Nach dieser Erkenntnis untersuchten die Autoren empirisch, woher diese Performance-Unterschiede bei tabellarischen Daten herrühren und kamen auf mehrere Erkenntnisse: Einerseits neigen neuronale Netzwerke zu übermässig geglätteten Ergebnissen und das Modell kann somit unregelmässige Muster in den Daten nicht lernen. Weiter beeinflussen informationslose Eigenschaften neuronale Netzwerke mehr als Entscheidungsbäume, die deren Relevanz definieren. Da tabellarische Daten viele informationslose Eigenschaften enthalten, führt dies zu gravierenden Einbussen in der Leistung eines Deep Learning-Modells. Weiter ist die Rotationsinvarianz (d.h. die Werte verändern sich bei einer Drehung nicht) von neuronalen Netzwerken nicht wünschenswert, da eine Veränderung der Ausrichtung von tabellarischen Daten ein Informationsverlust bedeutet.

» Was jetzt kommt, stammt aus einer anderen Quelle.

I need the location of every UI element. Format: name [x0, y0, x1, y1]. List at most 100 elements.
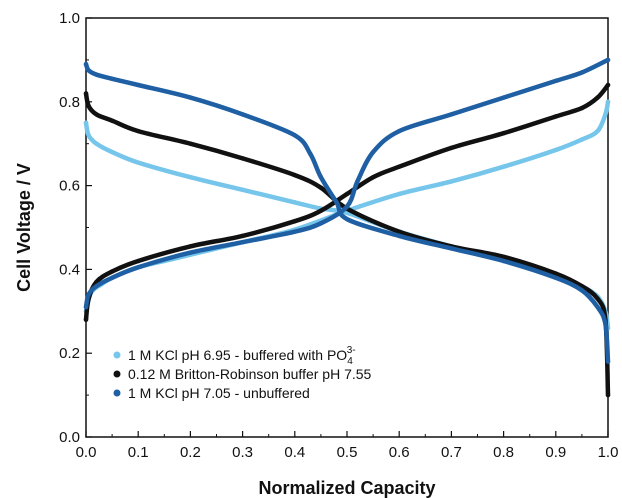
data-point — [553, 275, 558, 280]
data-point — [553, 271, 558, 276]
data-point — [553, 147, 558, 153]
x-tick-label: 0.2 — [180, 444, 201, 461]
data-point — [501, 131, 506, 136]
data-point — [240, 233, 245, 239]
data-point — [240, 156, 245, 161]
legend-marker — [113, 351, 121, 359]
data-point — [188, 244, 193, 249]
data-point — [136, 160, 141, 165]
data-point — [397, 229, 402, 234]
legend-marker — [113, 389, 121, 397]
data-point — [188, 250, 193, 255]
y-tick-label: 0.8 — [59, 94, 80, 111]
data-point — [605, 359, 611, 364]
data-point — [86, 292, 91, 297]
data-point — [83, 61, 89, 67]
data-point — [344, 191, 350, 197]
data-point — [292, 200, 297, 205]
data-point — [449, 246, 454, 251]
data-point — [188, 141, 193, 146]
data-point — [83, 91, 89, 96]
data-point — [370, 149, 376, 155]
data-point — [605, 82, 611, 88]
data-point — [501, 95, 506, 100]
data-point — [501, 258, 506, 264]
data-point — [109, 269, 115, 274]
data-point — [579, 70, 585, 75]
data-point — [344, 204, 350, 209]
data-point — [579, 288, 585, 293]
data-point — [308, 151, 313, 157]
x-tick-label: 0.9 — [545, 444, 566, 461]
y-axis-label: Cell Voltage / V — [14, 163, 34, 292]
legend-label: 1 M KCl pH 7.05 - unbuffered — [128, 385, 310, 401]
x-axis-label: Normalized Capacity — [258, 478, 435, 498]
y-tick-label: 0.0 — [59, 429, 80, 446]
data-point — [86, 68, 91, 73]
data-point — [553, 78, 558, 84]
data-point — [86, 133, 91, 138]
legend-marker — [113, 370, 121, 378]
data-point — [86, 103, 91, 109]
data-point — [334, 200, 339, 205]
data-point — [318, 175, 324, 180]
data-point — [605, 99, 611, 105]
data-point — [595, 95, 600, 100]
x-tick-label: 0.3 — [232, 444, 253, 461]
data-point — [397, 164, 402, 169]
data-point — [595, 296, 600, 301]
y-tick-label: 0.6 — [59, 178, 80, 195]
legend-label: 0.12 M Britton-Robinson buffer pH 7.55 — [128, 366, 372, 382]
data-point — [449, 145, 454, 151]
data-point — [595, 304, 600, 310]
data-point — [603, 321, 608, 327]
legend-label-main: 1 M KCl pH 6.95 - buffered with PO — [128, 347, 347, 363]
series-line-1-charge — [83, 82, 611, 322]
x-tick-label: 1.0 — [598, 444, 619, 461]
data-point — [83, 120, 89, 125]
legend-label: 1 M KCl pH 6.95 - buffered with PO43- — [128, 345, 356, 367]
data-point — [397, 128, 402, 134]
data-point — [318, 208, 324, 213]
data-point — [136, 82, 141, 88]
data-point — [109, 76, 115, 81]
data-point — [94, 283, 99, 289]
data-point — [83, 304, 89, 310]
data-point — [292, 229, 297, 234]
x-tick-label: 0.7 — [441, 444, 462, 461]
data-point — [501, 164, 506, 169]
legend-entry: 0.12 M Britton-Robinson buffer pH 7.55 — [113, 366, 372, 382]
data-point — [292, 219, 297, 224]
data-point — [318, 221, 324, 226]
data-point — [94, 112, 99, 117]
x-tick-label: 0.5 — [337, 444, 358, 461]
data-point — [109, 149, 115, 155]
data-point — [605, 57, 611, 63]
data-point — [553, 114, 558, 119]
data-point — [188, 175, 193, 180]
x-tick-label: 0.8 — [493, 444, 514, 461]
data-point — [94, 72, 99, 77]
legend-label-subscript: 4 — [347, 356, 353, 367]
data-point — [370, 175, 376, 180]
data-point — [344, 216, 350, 222]
y-tick-label: 0.2 — [59, 345, 80, 362]
data-point — [603, 112, 608, 117]
data-point — [355, 179, 360, 184]
data-point — [318, 185, 324, 190]
y-axis: 0.0 0.2 0.4 0.6 0.8 1.0 — [59, 10, 92, 446]
data-point — [449, 112, 454, 117]
data-point — [240, 112, 245, 117]
data-point — [292, 172, 297, 178]
x-tick-label: 0.1 — [128, 444, 149, 461]
data-point — [579, 137, 585, 142]
data-point — [83, 317, 89, 322]
legend-entry: 1 M KCl pH 7.05 - unbuffered — [113, 385, 310, 401]
data-point — [109, 118, 115, 123]
plot-area: 0.0 0.1 0.2 0.3 0.4 0.5 0.6 0.7 0.8 0.9 1.0 0.0 0.2… — [59, 10, 618, 461]
data-point — [397, 233, 402, 239]
data-point — [605, 392, 611, 398]
x-tick-label: 0.0 — [76, 444, 97, 461]
legend-label-superscript: 3- — [347, 345, 356, 356]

Somit formulierten Grinszajn et al. (2022) drei Empfehlungen für Personen ab, die Neuronale Netzwerke für tabellarische Daten entwickeln:

  1. Das Modell muss robust gegenüber informationslosen Eigenschaften sein
  2. Die Orientierung der Daten muss im Modell zwingend beibehalten werden
  3. Das Modell muss in der Lage sein, leicht irreguläre Funktionen zu erlernen

Fazit

Die Publikation von Grinsztajn et al. (2022) zeigt, dass Deep Learning-Verfahren zwar in vielen Gebieten grosse Fortschritte im Bereich des maschinellen Lernens erreichen konnten, für gewisse Arten von Daten und je nach Anwendung, herkömmliche Machine Learning-Verfahren aber nach wie vor besser geeignet sind. Dies ist beispielsweise bei tabellarischen Daten der Fall.